In fact, it is now known that a 5 kilometre-wide asteroid did crash to Earth between 350 and 200 million years ago. The evidence for this has been found in Australia after a team of geoscientists from the WA Department of Minerals and Energy's Geological Survey of WA discovered a massive 120 kilometre-wide crater buried between 60 metres and 100 metres below the ground. The impact site, centered around a remote station of Woodleigh in mid-north coastal Western Australia (WA), is thought to have created a sudden drop in temperature in the area as dust was thrown high into the atmosphere, blocking the heat and light from the sun from reaching the ground.

As geoscientist Dr Robert Iasky said:

"...The crashing into earth of the asteroid would have been destructive locally, causing huge earthquakes and volcanic activity, while minor tremors and possible volcanic action would have occurred in other parts of the world.

There also would have been massive amounts of dust, and it would have been virtually like a nuclear winter but 1000 times worse — it would have virtually killed all the plants because there would have been prolonged darkness over a six-month period." (2)

Of course, whether this catastrophic event was the cause for the massive Late Devonian extinction is still debatable.

NOTE 1: Certainly global cooling did occur at this time leading to a massive ice age. When this happened, sea levels dropped exposing more of the continent of Gondwana, and quite possibly put an end to the more watery-sensitive shallow sea inhabitants unless they could adapt to the open oceans. Certainly those already in the open oceans could benefit from a more constant temperature despite the cooler conditions on land. But some scientists prefer to avoid the asteroid theory on this occasion in favour of natural climate change (whatever that means).

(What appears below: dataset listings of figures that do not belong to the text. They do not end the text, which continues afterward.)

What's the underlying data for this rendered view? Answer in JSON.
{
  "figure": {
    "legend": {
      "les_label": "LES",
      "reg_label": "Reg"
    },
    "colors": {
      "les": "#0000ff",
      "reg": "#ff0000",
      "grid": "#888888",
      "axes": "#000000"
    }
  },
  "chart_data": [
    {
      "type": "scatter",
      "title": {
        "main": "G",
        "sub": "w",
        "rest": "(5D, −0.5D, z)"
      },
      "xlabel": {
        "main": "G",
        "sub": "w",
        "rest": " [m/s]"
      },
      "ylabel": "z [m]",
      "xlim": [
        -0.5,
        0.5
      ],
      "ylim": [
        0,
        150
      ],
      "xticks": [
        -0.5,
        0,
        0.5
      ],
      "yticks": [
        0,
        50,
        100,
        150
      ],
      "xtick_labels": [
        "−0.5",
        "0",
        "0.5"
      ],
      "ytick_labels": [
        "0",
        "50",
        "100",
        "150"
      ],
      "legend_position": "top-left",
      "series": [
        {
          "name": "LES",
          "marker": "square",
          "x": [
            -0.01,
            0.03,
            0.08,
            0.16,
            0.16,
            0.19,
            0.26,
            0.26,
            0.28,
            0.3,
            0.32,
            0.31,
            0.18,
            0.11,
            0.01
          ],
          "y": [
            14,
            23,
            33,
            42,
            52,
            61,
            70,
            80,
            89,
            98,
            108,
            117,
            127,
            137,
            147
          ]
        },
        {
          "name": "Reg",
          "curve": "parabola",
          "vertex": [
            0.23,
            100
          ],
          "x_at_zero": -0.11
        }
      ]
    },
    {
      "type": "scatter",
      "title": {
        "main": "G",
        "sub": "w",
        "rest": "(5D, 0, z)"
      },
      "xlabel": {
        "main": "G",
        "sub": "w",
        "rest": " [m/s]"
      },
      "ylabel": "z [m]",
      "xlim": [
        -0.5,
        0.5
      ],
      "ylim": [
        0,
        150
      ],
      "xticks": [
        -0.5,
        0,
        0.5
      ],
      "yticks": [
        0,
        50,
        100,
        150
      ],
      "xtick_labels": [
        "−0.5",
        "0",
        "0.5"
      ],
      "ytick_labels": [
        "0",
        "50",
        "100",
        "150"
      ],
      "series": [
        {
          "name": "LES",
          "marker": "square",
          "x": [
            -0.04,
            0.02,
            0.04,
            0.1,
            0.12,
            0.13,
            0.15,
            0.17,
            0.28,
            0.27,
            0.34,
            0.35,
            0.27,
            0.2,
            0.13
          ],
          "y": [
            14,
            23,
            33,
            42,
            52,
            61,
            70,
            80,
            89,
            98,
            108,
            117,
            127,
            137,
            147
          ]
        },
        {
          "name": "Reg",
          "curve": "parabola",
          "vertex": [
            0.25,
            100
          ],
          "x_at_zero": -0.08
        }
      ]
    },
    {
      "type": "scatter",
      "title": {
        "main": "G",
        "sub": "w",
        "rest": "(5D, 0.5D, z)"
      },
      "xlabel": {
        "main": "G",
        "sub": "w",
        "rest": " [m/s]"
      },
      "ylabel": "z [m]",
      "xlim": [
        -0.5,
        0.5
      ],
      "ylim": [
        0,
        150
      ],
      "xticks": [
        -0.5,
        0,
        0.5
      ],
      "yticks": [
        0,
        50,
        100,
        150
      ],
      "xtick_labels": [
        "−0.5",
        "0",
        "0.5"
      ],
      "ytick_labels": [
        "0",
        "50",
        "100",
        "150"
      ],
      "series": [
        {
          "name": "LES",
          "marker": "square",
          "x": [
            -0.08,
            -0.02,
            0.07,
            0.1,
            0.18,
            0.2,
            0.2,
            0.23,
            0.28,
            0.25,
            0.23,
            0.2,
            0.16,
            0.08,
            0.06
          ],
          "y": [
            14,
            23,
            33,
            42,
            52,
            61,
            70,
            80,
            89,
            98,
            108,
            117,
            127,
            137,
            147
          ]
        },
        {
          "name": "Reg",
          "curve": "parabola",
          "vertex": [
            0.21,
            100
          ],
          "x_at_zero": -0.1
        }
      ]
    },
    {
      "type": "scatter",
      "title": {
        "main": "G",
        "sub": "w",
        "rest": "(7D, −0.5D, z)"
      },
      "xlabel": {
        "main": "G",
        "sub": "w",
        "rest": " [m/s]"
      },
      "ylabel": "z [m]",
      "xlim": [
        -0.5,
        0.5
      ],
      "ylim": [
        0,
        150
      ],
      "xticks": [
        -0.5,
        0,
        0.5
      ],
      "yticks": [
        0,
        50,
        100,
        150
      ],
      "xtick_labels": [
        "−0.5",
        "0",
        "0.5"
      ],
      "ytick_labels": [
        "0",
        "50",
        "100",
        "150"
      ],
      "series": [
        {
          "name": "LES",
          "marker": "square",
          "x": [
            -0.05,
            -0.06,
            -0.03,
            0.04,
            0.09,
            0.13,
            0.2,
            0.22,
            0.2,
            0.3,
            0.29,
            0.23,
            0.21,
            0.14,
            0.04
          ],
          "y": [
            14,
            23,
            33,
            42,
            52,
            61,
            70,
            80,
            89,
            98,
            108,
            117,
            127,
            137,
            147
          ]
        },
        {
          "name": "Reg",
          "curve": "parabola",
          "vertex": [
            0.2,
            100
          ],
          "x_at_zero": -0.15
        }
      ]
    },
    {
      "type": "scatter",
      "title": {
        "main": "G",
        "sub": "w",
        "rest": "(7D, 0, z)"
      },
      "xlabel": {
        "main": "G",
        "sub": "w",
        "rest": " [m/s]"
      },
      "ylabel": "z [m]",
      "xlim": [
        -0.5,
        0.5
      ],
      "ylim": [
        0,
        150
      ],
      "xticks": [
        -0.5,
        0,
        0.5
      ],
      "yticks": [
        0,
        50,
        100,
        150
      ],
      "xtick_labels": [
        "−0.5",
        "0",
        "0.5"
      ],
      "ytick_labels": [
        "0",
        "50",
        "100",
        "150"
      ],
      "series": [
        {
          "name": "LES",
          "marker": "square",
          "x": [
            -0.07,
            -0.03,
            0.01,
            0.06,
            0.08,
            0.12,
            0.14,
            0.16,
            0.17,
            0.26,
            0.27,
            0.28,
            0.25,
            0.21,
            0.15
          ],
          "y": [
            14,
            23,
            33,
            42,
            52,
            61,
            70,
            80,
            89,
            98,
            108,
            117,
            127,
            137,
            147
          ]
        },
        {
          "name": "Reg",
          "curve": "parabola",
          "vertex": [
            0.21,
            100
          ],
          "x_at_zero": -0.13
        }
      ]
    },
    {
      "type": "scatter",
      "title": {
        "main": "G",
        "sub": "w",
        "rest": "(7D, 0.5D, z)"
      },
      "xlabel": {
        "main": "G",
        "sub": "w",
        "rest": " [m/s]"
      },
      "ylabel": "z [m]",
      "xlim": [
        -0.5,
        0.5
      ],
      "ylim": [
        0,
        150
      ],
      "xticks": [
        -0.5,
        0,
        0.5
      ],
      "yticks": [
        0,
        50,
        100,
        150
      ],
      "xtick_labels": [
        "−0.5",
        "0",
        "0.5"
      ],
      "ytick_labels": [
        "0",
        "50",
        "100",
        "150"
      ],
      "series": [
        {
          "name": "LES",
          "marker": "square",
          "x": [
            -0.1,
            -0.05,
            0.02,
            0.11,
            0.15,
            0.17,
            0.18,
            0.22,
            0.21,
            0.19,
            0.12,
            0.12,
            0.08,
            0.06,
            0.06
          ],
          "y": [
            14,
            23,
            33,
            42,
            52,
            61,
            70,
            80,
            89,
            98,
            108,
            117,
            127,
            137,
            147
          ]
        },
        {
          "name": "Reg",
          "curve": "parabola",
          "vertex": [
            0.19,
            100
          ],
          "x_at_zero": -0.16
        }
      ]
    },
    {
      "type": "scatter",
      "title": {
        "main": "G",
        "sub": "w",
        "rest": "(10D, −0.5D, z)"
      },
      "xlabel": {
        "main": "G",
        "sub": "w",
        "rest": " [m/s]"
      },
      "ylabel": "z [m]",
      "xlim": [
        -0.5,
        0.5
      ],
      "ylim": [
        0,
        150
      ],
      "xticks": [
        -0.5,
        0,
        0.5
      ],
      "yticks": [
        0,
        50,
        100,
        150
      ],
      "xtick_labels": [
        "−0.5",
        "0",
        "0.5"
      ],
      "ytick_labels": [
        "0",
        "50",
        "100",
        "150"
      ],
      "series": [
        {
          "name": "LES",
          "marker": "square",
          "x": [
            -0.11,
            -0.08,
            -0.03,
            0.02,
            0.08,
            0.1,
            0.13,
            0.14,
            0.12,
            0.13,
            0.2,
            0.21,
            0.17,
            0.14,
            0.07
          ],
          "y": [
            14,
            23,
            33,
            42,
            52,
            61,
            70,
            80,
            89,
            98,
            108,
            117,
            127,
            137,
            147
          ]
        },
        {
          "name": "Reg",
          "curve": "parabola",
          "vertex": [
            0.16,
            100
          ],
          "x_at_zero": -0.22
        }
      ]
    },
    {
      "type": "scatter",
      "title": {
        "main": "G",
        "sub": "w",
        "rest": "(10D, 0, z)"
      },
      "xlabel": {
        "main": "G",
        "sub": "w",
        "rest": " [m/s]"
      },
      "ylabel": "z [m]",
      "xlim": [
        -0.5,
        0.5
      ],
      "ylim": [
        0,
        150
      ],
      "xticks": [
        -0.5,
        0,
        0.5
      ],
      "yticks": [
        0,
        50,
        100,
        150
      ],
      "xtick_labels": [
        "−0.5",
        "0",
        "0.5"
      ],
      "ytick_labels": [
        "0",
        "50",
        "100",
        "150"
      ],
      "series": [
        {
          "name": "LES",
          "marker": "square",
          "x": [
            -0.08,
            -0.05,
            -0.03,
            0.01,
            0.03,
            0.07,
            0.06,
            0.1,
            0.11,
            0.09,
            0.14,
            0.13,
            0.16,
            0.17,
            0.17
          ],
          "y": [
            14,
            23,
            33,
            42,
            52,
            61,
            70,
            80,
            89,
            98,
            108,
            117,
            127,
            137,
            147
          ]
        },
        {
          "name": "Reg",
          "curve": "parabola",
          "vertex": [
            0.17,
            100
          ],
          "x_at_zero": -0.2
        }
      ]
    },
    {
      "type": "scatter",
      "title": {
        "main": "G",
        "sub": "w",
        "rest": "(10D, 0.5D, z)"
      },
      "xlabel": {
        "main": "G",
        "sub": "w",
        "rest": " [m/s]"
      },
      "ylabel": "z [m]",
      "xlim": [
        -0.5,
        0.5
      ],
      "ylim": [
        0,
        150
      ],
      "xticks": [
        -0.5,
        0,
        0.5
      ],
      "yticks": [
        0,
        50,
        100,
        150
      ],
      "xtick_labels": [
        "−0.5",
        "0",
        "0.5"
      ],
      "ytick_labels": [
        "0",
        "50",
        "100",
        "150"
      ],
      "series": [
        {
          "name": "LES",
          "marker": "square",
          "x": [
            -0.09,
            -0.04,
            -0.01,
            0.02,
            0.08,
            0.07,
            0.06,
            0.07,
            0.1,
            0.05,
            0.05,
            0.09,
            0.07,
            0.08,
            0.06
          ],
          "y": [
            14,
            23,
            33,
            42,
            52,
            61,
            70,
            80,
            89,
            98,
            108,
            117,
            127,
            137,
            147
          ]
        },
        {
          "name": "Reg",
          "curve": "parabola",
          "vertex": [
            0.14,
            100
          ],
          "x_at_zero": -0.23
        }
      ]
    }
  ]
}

NOTE 2: Indrani Mukherjee, a researcher from the Centre of Excellence in Ore Deposits (CODES) at the University of Tasmania has noticed in pyrite grains obtained from cored samples of black shale drilled in the ocean bed has uncovered a lowering of selenium in the oceans at around the time of this extinction as opposed to other periods when no extinctions showed high levels of selenium. The exact cause for this is unclear, but she is raising the possibility that the extinction need not have to originate from outside the Earth. Perhaps a lack of tectonic plate activity could have reduced the amount of minerals available to organisms in the oceans to grow and this could affect other species on land. More investigations are taking place to determine the cause.